I feel like we are nearing the point where these generative AIs are getting more intelligent than the least intelligent humans, and what then? Will we dismiss the AI, or the humans?
lawrence@lemmy.world 11 months ago
I agree with you. Your statement made me remember this comic: Image
guitarsarereal@sh.itjust.works 11 months ago
There’s a thing I read somewhere – computer science has a way of understating both the long-term potential impact of a new technology, and the timelines required to get there. People are being told about what’s eventually possible, and they look around and see that the top-secret best in category at this moment is ELIZA with a calculator, and they see a mismatch.
Thing is, though, it’s entirely possible to recognize that the technology is in very early stages, yet also recognize it still has long-term potential. Almost as soon as the Internet was invented (late 60’s) people were talking about how one day you could browse a mail-order catalogue from your TV and place orders from the comfort of your couch. But until the late 1990’s, it was a fantasy and probably nobody outside the field had a good reason to take it seriously. Now, we laugh at how limited the imaginations of people in the 1960’s were. Hop in a time machine and tell futurists from that era that our phones would be our TV’s and we’d actually do all our ordering and also product research on them, and they’d probably look at you like you were nuts.
Anyways, considering the amount of interest in AI software even at its current level, I think there’s a clear pathway from “here” to “there.” Just don’t breathlessly follow the hype because it’ll likely follow a similar trajectory to the original computer revolution, which required about 20-30 years of massive investment and constant incremental R&D to create anything worth actually looking at by members of the public, and even further time from there to actually penetrate into every corner of society.
BlackSkinnedJew@lemmynsfw.com 11 months ago
When AI could be capable of choosing between good and bad, then it will be a real AI for me.
TangledHyphae@lemmy.world 11 months ago
That’s basically what I read out of it, but it’s probably much bigger of a breakthrough than the article is suggesting.
krashmo@lemmy.world 11 months ago
Current AI isn’t really intelligent at all. It’s essentially just a search engine combined with that robot voice from TikTok videos. Of course it’s more complicated than that but it helps to illustrate the point, which is that the AI you’ve interacted with thus far don’t know if they’re right about what they tell you. They’re just hoping the answer they found was correct and stating it in an authoritative way that can confuse people who don’t know the real answer to the question it was trying to answer.

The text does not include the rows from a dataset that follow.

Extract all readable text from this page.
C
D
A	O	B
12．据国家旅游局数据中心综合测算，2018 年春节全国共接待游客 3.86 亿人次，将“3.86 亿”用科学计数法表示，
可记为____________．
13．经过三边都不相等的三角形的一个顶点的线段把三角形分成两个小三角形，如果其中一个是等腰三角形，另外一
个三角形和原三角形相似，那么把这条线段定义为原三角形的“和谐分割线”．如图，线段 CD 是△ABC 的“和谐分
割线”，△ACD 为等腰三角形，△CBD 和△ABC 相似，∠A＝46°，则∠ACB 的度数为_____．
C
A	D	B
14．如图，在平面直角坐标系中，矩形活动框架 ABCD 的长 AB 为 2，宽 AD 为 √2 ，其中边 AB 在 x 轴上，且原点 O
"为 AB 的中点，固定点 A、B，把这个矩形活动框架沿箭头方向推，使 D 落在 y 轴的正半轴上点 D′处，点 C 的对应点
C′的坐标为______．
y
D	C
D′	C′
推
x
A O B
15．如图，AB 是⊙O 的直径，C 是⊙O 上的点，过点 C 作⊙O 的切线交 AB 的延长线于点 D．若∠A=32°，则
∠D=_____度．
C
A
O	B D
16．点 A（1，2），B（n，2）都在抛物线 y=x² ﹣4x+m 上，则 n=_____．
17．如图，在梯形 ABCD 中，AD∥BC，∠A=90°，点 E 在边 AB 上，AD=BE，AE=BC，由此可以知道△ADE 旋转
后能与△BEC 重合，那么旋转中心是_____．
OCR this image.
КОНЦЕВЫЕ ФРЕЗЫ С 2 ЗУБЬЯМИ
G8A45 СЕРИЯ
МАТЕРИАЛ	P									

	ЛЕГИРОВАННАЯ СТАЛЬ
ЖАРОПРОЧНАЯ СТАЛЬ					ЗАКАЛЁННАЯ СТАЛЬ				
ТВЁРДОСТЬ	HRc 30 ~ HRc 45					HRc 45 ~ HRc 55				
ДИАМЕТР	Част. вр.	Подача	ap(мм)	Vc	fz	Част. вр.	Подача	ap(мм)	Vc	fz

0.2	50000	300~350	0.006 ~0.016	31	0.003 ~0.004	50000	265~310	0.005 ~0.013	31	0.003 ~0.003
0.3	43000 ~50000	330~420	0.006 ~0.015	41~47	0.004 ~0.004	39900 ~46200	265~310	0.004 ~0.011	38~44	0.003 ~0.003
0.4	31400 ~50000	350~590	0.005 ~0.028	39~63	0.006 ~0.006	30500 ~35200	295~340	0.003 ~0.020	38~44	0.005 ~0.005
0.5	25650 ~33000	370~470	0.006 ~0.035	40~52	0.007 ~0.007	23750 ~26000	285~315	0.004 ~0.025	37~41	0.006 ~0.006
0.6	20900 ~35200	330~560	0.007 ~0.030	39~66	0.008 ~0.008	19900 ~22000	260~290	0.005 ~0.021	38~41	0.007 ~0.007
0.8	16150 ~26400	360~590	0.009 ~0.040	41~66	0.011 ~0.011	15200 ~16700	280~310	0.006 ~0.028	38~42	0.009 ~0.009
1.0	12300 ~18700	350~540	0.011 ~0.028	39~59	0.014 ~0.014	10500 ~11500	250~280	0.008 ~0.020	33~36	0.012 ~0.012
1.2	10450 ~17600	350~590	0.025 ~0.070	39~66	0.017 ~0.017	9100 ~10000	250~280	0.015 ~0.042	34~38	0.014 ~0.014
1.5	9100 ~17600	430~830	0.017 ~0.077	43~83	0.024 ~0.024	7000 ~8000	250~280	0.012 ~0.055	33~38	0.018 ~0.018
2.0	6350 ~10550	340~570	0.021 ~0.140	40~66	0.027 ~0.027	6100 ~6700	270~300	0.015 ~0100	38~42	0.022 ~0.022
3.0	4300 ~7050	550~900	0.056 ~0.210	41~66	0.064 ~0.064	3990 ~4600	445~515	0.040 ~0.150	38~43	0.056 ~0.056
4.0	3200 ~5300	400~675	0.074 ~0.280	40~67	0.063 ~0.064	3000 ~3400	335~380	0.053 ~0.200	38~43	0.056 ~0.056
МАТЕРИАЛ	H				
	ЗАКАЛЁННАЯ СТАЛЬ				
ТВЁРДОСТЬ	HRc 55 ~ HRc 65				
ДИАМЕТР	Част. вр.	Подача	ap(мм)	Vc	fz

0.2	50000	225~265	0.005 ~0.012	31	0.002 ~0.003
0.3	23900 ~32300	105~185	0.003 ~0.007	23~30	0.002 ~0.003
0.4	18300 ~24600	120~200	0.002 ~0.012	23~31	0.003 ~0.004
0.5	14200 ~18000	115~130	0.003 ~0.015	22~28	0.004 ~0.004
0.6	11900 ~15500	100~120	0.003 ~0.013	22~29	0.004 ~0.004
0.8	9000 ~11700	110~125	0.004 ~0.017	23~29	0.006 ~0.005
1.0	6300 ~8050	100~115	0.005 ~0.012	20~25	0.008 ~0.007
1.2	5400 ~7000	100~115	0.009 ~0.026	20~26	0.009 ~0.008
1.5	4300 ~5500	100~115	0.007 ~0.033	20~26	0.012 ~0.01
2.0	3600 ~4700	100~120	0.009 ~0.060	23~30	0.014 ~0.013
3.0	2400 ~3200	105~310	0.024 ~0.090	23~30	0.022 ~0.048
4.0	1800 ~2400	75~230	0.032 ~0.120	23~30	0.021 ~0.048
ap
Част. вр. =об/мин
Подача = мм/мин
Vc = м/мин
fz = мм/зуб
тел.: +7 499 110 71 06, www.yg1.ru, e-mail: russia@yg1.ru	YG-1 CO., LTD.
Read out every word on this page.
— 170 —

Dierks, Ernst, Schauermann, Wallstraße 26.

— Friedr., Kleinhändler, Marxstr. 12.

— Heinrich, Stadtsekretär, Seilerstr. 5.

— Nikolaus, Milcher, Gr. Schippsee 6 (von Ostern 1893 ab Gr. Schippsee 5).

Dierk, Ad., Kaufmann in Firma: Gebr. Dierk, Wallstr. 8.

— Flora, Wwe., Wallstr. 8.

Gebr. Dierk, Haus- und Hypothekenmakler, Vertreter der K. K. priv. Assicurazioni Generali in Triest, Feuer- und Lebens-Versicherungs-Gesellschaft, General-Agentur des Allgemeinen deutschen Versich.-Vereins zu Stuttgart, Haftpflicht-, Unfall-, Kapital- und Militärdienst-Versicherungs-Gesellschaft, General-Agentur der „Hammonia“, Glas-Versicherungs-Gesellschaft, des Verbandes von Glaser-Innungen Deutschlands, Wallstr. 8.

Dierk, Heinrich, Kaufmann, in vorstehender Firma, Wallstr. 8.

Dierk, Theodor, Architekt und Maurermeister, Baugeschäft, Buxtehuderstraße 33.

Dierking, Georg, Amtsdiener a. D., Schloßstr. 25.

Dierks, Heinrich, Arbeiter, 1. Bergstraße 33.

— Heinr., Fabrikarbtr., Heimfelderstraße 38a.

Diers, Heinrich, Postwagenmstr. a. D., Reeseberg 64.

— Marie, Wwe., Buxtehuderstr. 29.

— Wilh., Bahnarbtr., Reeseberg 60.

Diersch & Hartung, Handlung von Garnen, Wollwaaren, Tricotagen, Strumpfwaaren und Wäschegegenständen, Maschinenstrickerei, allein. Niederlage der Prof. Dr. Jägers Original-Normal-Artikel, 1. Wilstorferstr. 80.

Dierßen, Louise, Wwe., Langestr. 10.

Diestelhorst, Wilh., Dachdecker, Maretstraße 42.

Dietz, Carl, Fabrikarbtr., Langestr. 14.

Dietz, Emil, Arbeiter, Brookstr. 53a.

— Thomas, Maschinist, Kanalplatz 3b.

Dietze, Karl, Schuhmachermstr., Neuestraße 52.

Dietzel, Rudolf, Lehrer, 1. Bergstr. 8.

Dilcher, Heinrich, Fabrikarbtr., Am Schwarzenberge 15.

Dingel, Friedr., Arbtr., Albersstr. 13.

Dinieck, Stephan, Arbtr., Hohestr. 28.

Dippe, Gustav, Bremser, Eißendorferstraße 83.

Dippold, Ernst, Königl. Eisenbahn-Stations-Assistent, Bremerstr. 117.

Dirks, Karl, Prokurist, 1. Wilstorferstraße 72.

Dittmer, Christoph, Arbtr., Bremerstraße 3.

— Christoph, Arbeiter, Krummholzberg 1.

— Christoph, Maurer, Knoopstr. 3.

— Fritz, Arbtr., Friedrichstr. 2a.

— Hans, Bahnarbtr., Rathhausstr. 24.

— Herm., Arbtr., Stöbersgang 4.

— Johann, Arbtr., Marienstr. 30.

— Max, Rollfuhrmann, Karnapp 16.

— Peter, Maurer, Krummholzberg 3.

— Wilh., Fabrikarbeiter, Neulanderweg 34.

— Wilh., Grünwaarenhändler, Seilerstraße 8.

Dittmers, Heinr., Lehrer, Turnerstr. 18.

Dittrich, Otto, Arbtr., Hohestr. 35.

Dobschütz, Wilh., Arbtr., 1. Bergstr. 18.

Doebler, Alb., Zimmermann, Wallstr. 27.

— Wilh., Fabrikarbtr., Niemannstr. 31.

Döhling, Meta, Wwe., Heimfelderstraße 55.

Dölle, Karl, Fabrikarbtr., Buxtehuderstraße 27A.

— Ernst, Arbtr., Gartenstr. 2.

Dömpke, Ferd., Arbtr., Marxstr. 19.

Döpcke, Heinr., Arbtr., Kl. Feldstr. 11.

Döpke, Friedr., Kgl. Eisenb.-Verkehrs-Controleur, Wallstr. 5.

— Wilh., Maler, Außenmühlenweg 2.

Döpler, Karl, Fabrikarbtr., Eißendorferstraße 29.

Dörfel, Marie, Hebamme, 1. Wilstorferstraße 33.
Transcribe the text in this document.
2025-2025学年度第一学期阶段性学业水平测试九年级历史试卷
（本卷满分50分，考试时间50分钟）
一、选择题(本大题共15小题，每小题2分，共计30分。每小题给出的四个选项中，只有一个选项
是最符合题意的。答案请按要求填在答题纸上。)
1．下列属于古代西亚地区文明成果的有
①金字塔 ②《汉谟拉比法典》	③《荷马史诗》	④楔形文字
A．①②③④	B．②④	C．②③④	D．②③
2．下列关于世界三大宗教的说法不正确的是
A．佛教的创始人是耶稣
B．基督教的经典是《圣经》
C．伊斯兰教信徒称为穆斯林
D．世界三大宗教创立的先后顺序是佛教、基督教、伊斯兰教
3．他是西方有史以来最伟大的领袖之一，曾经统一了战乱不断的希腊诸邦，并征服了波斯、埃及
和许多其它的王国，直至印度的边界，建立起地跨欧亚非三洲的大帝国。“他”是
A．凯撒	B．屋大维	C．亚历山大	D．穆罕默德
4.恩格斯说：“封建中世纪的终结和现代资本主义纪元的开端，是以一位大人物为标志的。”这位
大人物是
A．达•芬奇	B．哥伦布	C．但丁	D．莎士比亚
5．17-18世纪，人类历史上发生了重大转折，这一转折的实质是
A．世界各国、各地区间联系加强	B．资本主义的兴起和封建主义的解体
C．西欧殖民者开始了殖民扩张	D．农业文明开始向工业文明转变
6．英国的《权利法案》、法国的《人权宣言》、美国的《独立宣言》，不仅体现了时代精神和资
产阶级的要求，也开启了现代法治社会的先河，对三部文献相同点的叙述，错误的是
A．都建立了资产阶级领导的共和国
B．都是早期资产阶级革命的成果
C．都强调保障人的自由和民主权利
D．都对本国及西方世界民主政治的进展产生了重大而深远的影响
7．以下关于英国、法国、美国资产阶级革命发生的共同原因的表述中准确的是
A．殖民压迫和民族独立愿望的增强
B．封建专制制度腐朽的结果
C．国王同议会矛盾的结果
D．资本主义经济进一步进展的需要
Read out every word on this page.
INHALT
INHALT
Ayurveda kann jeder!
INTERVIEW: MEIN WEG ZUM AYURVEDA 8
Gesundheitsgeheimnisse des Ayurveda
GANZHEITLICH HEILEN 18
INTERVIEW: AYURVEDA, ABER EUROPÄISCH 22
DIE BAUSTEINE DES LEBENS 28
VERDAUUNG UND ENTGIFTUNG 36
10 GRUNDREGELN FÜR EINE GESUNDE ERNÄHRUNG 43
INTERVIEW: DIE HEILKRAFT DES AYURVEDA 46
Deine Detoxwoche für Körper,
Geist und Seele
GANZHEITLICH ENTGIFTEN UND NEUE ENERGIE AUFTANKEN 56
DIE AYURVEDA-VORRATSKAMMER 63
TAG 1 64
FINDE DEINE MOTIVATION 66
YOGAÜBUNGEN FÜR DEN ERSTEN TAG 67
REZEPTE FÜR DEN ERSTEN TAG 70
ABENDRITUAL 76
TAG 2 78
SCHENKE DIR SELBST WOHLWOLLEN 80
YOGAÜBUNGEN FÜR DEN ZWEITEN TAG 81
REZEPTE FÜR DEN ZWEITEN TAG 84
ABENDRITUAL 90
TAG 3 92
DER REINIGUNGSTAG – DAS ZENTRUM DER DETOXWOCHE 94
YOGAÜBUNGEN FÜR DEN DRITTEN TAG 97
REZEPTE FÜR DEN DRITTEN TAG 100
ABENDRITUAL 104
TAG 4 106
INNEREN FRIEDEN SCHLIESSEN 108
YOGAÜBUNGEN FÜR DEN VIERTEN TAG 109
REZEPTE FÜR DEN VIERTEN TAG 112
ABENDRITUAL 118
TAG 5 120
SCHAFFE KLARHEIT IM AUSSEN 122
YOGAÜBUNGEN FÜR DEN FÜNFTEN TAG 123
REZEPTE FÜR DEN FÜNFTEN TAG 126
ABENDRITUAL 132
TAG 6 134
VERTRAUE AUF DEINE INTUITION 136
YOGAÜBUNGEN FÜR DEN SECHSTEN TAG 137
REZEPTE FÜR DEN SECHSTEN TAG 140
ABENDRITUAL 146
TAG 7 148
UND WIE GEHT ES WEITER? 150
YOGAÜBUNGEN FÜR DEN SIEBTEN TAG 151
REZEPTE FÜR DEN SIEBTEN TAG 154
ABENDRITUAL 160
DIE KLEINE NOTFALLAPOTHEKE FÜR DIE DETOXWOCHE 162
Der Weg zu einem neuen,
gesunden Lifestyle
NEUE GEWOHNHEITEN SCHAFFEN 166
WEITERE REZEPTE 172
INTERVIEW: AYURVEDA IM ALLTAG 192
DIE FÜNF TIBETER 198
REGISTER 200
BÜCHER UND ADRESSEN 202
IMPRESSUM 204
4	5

Actual AI will be able to reason out correct answers from incomplete information and solve complex mathematical equations very quickly. Being able to solve basic math problems without just searching it’s database for the correct answer is an important step towards real intelligence. It means we’re no longer dealing with a hard drive attached to an answering machine, we’re dealing with something that can process information in basically the same way we do, which opens up all sorts of awkward moral and philosophical questions.